Il n’y a pas de changement de stratégie, c’est une question de volume et de moyens. En 2019, nous comptions entre 300 000 et 500 000 utilisateurs Xiaomi en France, contre près de 3,8 millions aujourd’hui. Leur nombre a grimpé en flèche ce qui explique que nous communiquons davantage. Si notre budget communication reste moins important que celui de nos concurrents, nous avons évolué dans notre manière de communiquer. Nous ne nous limitons plus uniquement aux réseaux sociaux comme c’était le cas il y a encore quelque temps, car nous en avons désormais les moyens.

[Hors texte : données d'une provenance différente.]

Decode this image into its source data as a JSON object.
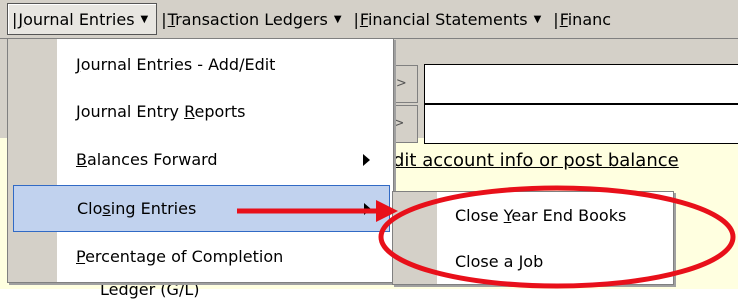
{
  "menubar": {
    "items": [
      {
        "pre": "",
        "accel": "J",
        "post": "ournal Entries"
      },
      {
        "pre": "",
        "accel": "T",
        "post": "ransaction Ledgers"
      },
      {
        "pre": "",
        "accel": "F",
        "post": "inancial Statements"
      },
      {
        "pre": "",
        "accel": "F",
        "post": "inanc"
      }
    ]
  },
  "dropdown": {
    "items": [
      {
        "pre": "",
        "accel": "J",
        "post": "ournal Entries - Add/Edit",
        "submenu": false
      },
      {
        "pre": "Journal Entry ",
        "accel": "R",
        "post": "eports",
        "submenu": false
      },
      {
        "pre": "",
        "accel": "B",
        "post": "alances Forward",
        "submenu": true
      },
      {
        "pre": "Clo",
        "accel": "s",
        "post": "ing Entries",
        "submenu": true,
        "highlighted": true
      },
      {
        "pre": "",
        "accel": "P",
        "post": "ercentage of Completion",
        "submenu": false
      }
    ]
  },
  "submenu": {
    "items": [
      {
        "pre": "Close ",
        "accel": "Y",
        "post": "ear End Books"
      },
      {
        "pre": "Close a ",
        "accel": "J",
        "post": "ob"
      }
    ]
  },
  "background": {
    "nav_button_1": "->",
    "nav_button_2": ">",
    "hint_text": "dit account info or post balance",
    "bottom_text": "Ledger (G/L)"
  },
  "annotation": {
    "color": "#e8101a"
  }
}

Il a aussi fallu adapter la marque au marché local. La population française n’est pas aussi jeune et connectée qu’en Chine. Ici, les canaux de communication traditionnels comme la télévision fonctionnent mieux sur la tranche d’âge 35-45 ans. Un récent sondage mené par Xiaomi démontre que 70% des Français nous identifient. L’objectif n’est donc plus de se faire connaître, mais de devenir une marque de préférence. Actuellement, elle est la marque de téléphonie favorite de 14 français sur 100. C’est un chiffre que nous essayerons d’accroître, sans pour autant transformer ni la stratégie ni l’ADN.
"La qualité permet d’éviter les réparations ou les changements de composants et contribue déjà à la protection de l’environnement."

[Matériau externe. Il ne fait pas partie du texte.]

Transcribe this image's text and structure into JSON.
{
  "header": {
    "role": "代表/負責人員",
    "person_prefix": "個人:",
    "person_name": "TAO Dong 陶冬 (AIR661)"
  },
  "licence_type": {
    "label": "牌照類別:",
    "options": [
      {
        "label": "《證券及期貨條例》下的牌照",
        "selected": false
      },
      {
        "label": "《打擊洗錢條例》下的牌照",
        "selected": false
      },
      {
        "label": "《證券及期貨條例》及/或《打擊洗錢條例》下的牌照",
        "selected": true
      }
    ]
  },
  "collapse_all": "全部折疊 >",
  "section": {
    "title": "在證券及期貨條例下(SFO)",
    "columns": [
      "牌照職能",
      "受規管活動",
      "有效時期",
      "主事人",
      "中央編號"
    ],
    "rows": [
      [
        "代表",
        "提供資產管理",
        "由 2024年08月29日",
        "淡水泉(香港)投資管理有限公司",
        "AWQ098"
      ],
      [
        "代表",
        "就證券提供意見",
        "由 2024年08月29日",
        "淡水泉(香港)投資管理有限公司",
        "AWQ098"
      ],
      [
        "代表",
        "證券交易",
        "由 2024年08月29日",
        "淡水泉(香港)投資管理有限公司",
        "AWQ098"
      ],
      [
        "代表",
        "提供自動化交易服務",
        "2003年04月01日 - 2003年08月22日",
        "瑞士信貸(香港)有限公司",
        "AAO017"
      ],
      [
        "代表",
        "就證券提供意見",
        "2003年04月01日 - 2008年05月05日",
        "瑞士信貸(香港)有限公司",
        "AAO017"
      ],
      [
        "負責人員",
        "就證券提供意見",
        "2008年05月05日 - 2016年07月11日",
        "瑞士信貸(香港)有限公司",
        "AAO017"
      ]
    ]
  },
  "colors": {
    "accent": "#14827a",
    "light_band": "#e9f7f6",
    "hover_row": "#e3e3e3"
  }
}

Xiaomi promet de l’innovation pour tous à petit prix. À l’heure où l’on entend beaucoup parler des politiques RSE, de l’impact sur l’environnement des nouvelles technologies et des déchets qui en découlent, comment se situe Xiaomi et qu’en est-il de l’espérance de vie des ses produits ?
Cela fait maintenant deux ans et demi que Xiaomi est installé en France. Nous avons donc un recul suffisant pour évaluer le taux de retour et de panne de nos produits. Je peux vous dire qu’ils sont parmi les plus faibles du marché ! La qualité permet d’éviter les réparations et les changements de composants, elle contribue déjà à la protection de l’environnement. Nous organisons également des actions locales avec des bonus de reprise. Au lieu de reprendre les anciens téléphones pour 1 euro, nous proposons de les recycler afin qu’ils soient centralisés, réparés puis reconditionnés à la vente. Nous multiplions ces actions auprès des distributeurs et travaillons en partenariat avec Orange dans le cadre d’une démarche verte et RSE.
"Au lieu de reprendre les anciens téléphones pour 1 euro, nous proposons de les recycler afin qu’ils soient centralisés"
Quant à l’emballage plastique, qui pollue énormément, nous nous efforçons de le réduire. Xiaomi fournit systématiquement une coque avec chaque téléphone, pour éviter à l’utilisateur d’en acheter une emballée sous PET. Enfin, pour pousser les politiques RSE plus loin, il faudrait que les normes françaises évoluent. En Chine et en Inde, la marque vend déjà les téléphones seuls, sans chargeurs ni écouteurs. Cela se vend même mieux à l’unité qu’avec la boîte complète ! En France, cela n’est pas autorisé. Pour chaque téléphone vendu, la réglementation exige de fournir tous les câbles. Or, beaucoup de consommateurs ont déjà tout cela chez eux, ce qui fait doublon, voire plus.
Outre la téléphonie mobile, Xiaomi est très bien positionné sur le marché des petits objets connectés. Qu'en est-il de la gamme concernant la maison que la marque souhaitait développer ?
Presque toutes les pièces de la maison disposent d’objets connectés Xiaomi dédiés. De la caméra de surveillance, à l’aspirateur ou encore la télévision, tout est contrôlable depuis l’application Mi Home. Chez moi, déjà vingt-sept ampoules et dix-huit objets sont connectés sur un seul téléphone. Mais actuellement, il n’est encore pas simple d’équiper une maison en smart home. Même si Xiaomi propose déjà une large gamme, les Français sont globalement encore assez réticents à l’idée de mettre de la technologie connectée partout chez eux. La 5G démocratisera cela, car elle permet d'optimiser ces objets sur un seul réseau.